Bug 1424481

Summary: Rollback of failed live migration with attached volume fails on destination
Product: Red Hat OpenStack Reporter: Matthew Booth <mbooth>
Component: openstack-novaAssignee: Lee Yarwood <lyarwood>
Status: CLOSED CURRENTRELEASE QA Contact: Prasanth Anbalagan <panbalag>
Severity: medium Docs Contact:
Priority: medium    
Version: 8.0 (Liberty)CC: berrange, dasmith, ealcaniz, eglynn, jraju, kchamart, lyarwood, mburns, mzheng, sbauza, sferdjao, sgordon, srevivo, vromanso
Target Milestone: Upstream M2Keywords: Triaged
Target Release: 14.0 (Rocky)   
Hardware: x86_64   
OS: Linux   
Whiteboard:
Fixed In Version: Doc Type: If docs needed, set a value
Doc Text:
Story Points: ---
Clone Of: Environment:
Last Closed: 2018-07-06 08:57:34 UTC Type: Bug
Regression: --- Mount Type: ---
Documentation: --- CRM:
Verified Versions: Category: ---
oVirt Team: --- RHEL 7.3 requirements from Atomic Host:
Cloudforms Team: --- Target Upstream Version:
Embargoed:

Description Matthew Booth 2017-02-17 17:17:18 UTC
Description of problem:
This bug comes out of bug 1421946. In that bug we're doing a live migration of an instance with an attached volume, which fails. The live migration failure itself is not the subject of this bug.

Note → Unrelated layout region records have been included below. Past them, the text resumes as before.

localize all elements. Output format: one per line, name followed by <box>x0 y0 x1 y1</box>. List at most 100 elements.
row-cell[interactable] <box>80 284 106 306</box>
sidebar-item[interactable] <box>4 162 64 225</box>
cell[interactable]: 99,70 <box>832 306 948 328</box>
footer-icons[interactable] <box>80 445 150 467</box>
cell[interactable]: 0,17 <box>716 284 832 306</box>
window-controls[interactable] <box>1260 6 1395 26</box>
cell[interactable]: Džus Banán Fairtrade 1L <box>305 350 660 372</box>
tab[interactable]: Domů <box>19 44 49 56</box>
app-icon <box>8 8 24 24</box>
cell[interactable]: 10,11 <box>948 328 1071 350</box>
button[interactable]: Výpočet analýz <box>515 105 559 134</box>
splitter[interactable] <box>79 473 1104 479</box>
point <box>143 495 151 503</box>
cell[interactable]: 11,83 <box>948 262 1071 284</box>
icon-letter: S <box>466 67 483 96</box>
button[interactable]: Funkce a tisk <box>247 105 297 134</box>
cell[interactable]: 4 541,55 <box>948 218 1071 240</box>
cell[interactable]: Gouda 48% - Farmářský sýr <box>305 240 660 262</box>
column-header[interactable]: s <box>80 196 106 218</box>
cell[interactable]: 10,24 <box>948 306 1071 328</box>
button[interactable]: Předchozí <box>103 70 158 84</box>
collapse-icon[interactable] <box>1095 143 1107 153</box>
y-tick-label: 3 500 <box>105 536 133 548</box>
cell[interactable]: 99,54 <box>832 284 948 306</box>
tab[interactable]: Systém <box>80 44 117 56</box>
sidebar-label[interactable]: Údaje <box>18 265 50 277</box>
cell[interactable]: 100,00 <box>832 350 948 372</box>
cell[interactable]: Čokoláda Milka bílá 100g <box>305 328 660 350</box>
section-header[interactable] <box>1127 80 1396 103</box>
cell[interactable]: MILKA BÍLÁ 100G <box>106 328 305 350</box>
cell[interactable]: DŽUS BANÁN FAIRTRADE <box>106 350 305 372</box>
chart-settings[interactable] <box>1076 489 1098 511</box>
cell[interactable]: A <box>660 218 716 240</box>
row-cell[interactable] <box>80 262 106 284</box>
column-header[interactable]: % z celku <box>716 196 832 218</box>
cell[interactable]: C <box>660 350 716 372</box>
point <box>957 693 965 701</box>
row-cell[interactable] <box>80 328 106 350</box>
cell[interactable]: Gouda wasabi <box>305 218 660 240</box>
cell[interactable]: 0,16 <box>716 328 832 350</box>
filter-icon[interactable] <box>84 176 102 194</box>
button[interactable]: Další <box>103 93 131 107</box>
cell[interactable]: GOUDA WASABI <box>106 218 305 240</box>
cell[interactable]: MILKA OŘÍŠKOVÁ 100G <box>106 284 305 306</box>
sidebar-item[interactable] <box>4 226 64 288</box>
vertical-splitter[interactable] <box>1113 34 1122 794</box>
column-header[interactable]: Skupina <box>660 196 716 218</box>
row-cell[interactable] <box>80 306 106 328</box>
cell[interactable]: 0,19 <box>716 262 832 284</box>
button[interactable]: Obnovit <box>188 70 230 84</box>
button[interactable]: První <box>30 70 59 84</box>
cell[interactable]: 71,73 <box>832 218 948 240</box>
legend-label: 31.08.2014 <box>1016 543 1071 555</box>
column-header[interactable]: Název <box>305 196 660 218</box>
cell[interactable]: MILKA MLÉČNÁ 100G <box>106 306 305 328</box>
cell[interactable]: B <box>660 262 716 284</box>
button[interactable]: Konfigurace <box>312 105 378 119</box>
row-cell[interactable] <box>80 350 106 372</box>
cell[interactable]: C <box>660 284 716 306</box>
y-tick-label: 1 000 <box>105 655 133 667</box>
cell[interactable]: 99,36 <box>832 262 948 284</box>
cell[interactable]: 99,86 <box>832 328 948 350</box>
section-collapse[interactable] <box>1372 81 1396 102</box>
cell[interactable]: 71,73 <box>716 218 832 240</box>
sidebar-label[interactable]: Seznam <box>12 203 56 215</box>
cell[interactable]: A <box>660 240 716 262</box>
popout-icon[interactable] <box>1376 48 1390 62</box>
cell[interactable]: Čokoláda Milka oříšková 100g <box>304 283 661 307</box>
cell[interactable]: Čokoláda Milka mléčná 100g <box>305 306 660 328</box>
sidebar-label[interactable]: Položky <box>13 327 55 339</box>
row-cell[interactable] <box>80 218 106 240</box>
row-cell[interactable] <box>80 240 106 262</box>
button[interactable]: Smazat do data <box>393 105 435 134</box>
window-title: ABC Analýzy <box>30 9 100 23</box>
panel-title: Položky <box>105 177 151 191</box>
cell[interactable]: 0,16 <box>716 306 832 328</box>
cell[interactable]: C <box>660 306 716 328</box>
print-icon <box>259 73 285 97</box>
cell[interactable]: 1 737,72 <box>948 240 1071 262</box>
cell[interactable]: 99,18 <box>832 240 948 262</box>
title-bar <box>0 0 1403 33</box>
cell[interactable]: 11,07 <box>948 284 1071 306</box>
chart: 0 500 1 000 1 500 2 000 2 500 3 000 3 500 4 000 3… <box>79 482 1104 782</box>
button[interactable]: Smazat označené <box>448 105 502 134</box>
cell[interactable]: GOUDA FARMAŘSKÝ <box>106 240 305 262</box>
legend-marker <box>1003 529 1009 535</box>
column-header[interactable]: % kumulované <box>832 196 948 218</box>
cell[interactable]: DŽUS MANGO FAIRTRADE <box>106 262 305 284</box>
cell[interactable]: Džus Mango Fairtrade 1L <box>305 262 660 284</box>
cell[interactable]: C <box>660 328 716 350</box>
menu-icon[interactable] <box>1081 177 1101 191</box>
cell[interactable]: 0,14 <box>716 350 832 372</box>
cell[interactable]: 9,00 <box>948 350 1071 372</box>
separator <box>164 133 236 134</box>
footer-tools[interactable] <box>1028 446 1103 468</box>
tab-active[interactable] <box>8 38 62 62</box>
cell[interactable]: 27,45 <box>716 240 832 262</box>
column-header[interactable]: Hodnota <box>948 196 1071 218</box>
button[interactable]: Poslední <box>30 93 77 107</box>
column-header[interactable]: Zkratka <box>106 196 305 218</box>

During the rollback we somehow end up calling ComputeManager._driver_detach_volume on the *destination*, which attempts to detach the volume from the ephemeral destination domain. This fails with:

libvirtError: Requested operation is not valid: cannot modify device on transient domain

The logs aren't 100% clear, but I am guessing this is called from _rollback_live_migration() when it calls self.compute_rpcapi.remove_volume_connection(context, instance, bdm.volume_id, dest). Note that the dest target is explicit.

Failure during rollback means that the rollback is incomplete, which is likely wasting resources.

Comment 5 Lee Yarwood 2018-03-15 14:47:22 UTC
*** Bug 1353147 has been marked as a duplicate of this bug. ***

Comment 12 Lee Yarwood 2018-07-06 08:57:34 UTC
This was resolved during Pike and backedport to stable/ocata and stable/newton:

https://review.openstack.org/#/q/I95948721a0119f5f54dbe50d4455fd47d422164b

Closing as CURRENTRELEASE.

Comment 13 Lee Yarwood 2018-07-17 13:23:23 UTC
To be clear this fix landed in openstack-nova in the following releases, OSP 10  >=14.0.8 and OSP 11 >=15.0.7. All versions of openstack-nova shipped with OSP 12 and 13 have this fix at release.